Chances are you spend a good deal of your life planning for the future. You plan your career path. You plan for retirement. But you may never have planned on becoming a family caregiver.

If you’re like many children of senior parents, you became a caregiver in small increments, over the course of time. Maybe it began by providing transportation after Dad gave up the car keys or by making phone calls to the insurance company to straighten out a health claim. As time went on, those favors likely became more frequent and you found yourself providing more and more care until you realized you were spending a significant portion of your free time taking care of Mom and Dad—perhaps much more time than your siblings spent pitching in.

Few people become family caregivers by sitting down with the whole family and creating a plan that covers the who, what, when, where and how of caregiving.

Unfortunately, this lack of planning can lead to family drama and sibling resentment. In discussions within the Caregiver Stress Facebook community, caregivers frequently express frustration over their inability to get other family members to help with Mom or Dad’s care. They often say they feel they became the primary caregiver by default and now shoulder the burden alone.

If you count yourself in that group—or if you want to avoid the sibling squabbles that can arise over family caregiving—take heart. It is possible, to a certain extent, to begin the caregiving conversation over again. These six tips can help you step back from any existing family drama over caregiving and create a plan to help you all move forward in harmony.

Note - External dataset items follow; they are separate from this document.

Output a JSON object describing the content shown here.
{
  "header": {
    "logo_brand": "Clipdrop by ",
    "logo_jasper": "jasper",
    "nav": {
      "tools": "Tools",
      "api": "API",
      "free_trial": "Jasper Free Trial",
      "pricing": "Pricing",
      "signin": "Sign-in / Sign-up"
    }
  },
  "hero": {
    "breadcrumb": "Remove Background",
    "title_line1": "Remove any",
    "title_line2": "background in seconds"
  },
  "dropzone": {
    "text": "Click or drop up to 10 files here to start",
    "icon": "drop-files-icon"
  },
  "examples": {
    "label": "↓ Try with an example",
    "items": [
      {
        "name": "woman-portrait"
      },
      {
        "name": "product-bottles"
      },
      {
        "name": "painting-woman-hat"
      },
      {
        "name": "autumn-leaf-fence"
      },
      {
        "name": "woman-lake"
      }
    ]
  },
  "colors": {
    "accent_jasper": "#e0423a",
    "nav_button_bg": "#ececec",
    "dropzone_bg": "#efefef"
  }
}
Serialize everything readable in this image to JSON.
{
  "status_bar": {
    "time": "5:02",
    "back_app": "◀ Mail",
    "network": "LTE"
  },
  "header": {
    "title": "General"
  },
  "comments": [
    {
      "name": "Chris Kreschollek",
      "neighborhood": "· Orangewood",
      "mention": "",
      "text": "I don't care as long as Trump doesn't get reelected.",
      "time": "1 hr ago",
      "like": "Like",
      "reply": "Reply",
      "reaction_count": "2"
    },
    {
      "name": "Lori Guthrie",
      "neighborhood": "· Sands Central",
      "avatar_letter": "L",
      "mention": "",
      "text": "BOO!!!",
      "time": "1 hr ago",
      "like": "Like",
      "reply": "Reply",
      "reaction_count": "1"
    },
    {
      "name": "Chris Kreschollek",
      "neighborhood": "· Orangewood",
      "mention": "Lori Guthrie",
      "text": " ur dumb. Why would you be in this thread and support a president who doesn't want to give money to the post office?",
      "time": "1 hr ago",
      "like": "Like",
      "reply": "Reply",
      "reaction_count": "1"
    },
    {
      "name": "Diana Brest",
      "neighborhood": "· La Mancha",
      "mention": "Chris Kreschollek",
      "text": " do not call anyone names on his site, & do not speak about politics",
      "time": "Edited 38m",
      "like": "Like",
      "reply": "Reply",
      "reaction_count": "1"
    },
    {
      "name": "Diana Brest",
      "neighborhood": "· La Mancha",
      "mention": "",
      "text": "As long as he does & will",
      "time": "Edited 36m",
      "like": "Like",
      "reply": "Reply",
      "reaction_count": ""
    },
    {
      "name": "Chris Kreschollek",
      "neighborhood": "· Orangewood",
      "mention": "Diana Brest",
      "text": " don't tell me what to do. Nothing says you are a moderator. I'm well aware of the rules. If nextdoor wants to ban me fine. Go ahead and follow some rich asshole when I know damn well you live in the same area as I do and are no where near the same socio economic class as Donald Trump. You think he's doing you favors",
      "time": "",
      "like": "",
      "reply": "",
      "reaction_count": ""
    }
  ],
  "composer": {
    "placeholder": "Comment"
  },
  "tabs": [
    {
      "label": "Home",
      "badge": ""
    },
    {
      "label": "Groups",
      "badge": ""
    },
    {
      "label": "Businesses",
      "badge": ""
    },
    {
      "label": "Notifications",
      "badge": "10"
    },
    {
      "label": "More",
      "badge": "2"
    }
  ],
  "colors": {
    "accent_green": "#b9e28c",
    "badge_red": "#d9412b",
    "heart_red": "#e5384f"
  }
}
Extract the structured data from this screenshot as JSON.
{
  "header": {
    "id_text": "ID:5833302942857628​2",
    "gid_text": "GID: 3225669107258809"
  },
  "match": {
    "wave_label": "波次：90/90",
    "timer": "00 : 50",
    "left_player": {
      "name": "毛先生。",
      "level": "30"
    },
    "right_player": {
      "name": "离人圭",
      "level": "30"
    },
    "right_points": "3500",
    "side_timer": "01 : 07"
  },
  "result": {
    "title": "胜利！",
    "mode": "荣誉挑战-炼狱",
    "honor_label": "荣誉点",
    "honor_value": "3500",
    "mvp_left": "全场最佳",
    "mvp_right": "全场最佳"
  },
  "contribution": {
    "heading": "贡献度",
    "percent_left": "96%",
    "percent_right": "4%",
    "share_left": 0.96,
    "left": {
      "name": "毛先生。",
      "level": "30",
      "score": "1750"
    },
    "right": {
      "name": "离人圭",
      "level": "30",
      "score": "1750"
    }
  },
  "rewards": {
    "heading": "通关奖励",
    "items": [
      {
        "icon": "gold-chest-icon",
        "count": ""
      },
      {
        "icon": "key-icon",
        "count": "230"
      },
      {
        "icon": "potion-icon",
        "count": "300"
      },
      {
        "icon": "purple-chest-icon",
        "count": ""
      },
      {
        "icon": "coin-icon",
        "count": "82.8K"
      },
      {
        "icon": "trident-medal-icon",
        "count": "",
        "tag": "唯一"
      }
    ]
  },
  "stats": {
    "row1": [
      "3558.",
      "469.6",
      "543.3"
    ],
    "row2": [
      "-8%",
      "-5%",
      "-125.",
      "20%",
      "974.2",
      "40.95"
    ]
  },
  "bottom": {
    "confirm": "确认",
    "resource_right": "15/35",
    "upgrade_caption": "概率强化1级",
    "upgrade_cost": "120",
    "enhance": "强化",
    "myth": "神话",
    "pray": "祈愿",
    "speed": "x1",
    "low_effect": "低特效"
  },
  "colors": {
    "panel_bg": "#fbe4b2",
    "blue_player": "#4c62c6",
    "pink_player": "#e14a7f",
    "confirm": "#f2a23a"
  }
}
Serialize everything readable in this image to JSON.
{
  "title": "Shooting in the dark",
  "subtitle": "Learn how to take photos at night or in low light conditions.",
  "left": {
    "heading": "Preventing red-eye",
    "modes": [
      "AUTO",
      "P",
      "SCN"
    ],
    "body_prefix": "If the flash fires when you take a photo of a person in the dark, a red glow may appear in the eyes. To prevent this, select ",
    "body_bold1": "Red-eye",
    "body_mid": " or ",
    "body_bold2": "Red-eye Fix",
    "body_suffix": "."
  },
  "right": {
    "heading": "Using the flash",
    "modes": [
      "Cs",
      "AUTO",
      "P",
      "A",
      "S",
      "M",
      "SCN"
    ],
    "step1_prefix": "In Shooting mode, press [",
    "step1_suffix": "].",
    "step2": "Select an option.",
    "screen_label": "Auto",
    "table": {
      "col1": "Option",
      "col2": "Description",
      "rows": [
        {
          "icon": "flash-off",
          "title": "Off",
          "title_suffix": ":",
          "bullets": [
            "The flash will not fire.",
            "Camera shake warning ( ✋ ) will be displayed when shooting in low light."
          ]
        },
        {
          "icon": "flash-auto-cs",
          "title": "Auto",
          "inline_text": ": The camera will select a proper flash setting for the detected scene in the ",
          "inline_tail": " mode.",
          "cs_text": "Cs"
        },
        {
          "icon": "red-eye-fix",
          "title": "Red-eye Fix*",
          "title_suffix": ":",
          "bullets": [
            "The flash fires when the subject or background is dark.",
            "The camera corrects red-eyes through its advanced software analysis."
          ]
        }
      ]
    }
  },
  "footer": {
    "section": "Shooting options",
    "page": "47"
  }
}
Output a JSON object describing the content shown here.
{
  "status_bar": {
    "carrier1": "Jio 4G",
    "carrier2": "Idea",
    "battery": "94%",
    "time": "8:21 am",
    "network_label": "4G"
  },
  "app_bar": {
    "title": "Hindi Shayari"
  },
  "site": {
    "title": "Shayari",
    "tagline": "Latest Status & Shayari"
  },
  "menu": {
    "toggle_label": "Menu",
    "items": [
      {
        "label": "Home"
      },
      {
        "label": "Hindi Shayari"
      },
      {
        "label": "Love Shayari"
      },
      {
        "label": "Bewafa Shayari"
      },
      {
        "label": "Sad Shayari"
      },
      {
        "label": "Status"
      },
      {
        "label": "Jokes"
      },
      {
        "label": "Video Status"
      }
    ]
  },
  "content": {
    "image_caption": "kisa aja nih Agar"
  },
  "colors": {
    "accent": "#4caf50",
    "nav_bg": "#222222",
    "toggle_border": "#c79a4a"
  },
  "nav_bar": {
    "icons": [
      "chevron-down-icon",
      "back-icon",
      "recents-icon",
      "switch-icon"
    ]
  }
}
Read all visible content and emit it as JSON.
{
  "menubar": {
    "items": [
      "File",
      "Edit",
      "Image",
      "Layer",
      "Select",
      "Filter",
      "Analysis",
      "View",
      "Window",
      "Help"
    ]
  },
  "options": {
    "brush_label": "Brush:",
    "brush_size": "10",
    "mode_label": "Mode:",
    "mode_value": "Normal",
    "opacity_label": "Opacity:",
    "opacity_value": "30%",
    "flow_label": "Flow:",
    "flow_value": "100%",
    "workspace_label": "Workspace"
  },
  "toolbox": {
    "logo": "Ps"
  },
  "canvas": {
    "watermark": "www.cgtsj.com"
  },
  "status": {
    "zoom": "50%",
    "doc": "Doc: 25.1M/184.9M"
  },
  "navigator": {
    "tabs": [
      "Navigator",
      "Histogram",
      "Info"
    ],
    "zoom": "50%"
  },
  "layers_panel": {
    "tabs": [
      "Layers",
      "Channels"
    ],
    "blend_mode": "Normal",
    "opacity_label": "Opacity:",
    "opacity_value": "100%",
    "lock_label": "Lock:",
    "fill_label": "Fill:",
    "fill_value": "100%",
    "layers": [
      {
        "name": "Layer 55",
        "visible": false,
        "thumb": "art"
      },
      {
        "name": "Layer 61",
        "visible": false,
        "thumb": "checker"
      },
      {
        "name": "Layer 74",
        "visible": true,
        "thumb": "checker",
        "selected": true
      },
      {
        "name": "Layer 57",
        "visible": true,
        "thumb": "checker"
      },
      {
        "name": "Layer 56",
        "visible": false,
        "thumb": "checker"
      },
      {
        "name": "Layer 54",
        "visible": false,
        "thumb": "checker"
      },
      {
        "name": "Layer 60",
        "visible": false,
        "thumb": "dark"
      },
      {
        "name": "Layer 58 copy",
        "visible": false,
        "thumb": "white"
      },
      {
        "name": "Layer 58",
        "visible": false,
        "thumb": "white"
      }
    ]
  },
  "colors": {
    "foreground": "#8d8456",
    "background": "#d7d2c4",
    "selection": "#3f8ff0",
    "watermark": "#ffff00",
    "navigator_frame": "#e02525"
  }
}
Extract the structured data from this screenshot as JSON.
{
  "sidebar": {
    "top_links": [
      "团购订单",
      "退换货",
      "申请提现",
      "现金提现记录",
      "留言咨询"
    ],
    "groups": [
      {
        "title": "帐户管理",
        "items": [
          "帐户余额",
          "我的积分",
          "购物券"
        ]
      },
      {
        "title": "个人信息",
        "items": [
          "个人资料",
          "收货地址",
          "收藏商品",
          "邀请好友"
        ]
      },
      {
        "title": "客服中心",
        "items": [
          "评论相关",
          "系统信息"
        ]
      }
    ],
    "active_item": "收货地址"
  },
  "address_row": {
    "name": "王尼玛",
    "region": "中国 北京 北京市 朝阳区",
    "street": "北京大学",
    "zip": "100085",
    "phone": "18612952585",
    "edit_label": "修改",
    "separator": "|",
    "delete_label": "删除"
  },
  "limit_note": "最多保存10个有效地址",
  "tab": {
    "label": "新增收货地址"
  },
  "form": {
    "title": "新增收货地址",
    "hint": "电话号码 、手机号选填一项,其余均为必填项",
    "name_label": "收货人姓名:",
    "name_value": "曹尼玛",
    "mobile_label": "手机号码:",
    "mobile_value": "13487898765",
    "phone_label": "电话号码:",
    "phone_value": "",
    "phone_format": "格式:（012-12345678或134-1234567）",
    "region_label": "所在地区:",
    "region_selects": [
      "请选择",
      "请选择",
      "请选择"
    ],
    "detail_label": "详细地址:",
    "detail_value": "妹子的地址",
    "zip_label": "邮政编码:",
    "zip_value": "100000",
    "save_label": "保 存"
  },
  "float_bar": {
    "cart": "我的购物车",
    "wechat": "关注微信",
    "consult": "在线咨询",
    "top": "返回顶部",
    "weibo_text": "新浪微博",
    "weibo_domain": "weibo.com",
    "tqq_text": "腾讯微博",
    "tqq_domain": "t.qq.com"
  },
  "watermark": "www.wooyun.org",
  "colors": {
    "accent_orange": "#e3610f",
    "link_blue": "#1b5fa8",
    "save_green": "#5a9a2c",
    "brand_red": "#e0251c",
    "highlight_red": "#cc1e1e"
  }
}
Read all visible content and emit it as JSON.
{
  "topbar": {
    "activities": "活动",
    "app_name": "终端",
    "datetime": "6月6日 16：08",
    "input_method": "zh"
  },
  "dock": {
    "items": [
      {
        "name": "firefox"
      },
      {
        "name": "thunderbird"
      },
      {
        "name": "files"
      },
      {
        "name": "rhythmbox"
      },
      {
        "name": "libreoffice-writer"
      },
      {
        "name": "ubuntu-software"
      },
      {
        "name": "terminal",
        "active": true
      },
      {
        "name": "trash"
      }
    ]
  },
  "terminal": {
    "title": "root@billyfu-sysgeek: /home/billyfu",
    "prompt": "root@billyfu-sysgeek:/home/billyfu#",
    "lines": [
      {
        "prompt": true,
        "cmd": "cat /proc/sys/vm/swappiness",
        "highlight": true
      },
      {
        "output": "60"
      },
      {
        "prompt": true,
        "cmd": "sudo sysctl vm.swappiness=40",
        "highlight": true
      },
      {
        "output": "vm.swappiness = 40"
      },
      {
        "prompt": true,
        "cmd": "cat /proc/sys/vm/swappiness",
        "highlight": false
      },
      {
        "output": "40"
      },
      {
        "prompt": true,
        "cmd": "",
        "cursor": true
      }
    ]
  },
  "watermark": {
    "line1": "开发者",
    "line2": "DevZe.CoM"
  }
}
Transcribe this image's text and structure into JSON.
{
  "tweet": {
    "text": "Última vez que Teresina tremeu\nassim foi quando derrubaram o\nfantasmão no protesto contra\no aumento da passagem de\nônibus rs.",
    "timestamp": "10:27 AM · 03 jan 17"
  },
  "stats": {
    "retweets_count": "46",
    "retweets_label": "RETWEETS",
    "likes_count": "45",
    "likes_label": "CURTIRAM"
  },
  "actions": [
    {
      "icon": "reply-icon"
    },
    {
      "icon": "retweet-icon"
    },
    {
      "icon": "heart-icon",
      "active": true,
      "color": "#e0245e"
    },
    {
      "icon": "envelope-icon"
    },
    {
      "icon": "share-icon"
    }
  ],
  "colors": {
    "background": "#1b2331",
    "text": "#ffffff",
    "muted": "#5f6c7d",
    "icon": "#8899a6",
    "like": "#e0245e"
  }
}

1. Start planning well in advance, if possible

It is never too late (or too early) to start the conversation. Even if you are well into the caregiving journey, you can access planning aids to help you move forward with more help from your siblings.

The 50/50 Rule® program, developed by Home Instead Senior Care®, offers resources for developing senior care plans that involve all of the aging family member’s children. Try to have your first conversations on this subject when the eldest sibling turns 40 years old, and continue to talk about how to share the caregiving before your parent even needs it. This way, no one sibling will “back in to” the caregiving role without the support of other family members.

2. Look at the big picture

For some families, the caregiving conversation begins with details: “I can’t possibly help take care of Mom because all of my kids are enrolled in extracurricular activities,” or “I live five hours away, and I’m not sacrificing my vacation time to fly in and take care of Dad.”

Instead of starting the caregiving conversation by diving into the details of everyone’s life, try taking a step back to look at the bigger picture. What types of support does your loved one need right now? What types of care will he or she require in the future? Once you have identified your loved one’s needs, then you can begin a conversation that gets into the details of which sibling can provide which types of support.

3. Take the emotions out of the conversation as much as possible

Siblings share an intimate personal history that sometimes includes baggage: hard feelings, old hurts. Try to set these emotions aside and deal matter-of-factly with your parent’s needs in the moment—and going forward. Keep the focus on achieving goals, not on your family dynamics. When you approach the topic of shared caregiving from a perspective of “here’s what Mom and Dad need, now how can we all provide it?”, the conversation may go more smoothly.

If you find it impossible to have these conversations without tempers flaring, consider hiring a mediator. These professionals can help bring everyone to a resolution without the hurt feelings that may accompany a do-it-yourself approach.

4. Match caregiving tasks with each person’s talents and abilities

Your older brother may balk at helping with caregiving if he is expected to bathe and toilet your mother. Your petite younger sister may not be willing to wrestle Dad’s walker into the car in order to drive him to appointments. Instead of insisting each sibling provide the same types of care, try to match tasks with each person’s abilities and interests. Perhaps your sister who lives far away would be willing to pay Mom’s bills and deal with other financial issues. Or maybe your brother who lives nearby would be happy to take Dad to his doctor appointments. There are many ways to divvy up the caregiving pie.

5. Accept that one person may always provide a disproportionate amount of care

You can’t force your siblings to help. That’s a simple truth. And even when you do get family members to commit to help with caregiving, you still may find you provide a disproportionate amount of that care. Try to come to terms with the fact that this is normal in most family caregiving situations. Acceptance may be easier in the long run than constantly feeling resentful.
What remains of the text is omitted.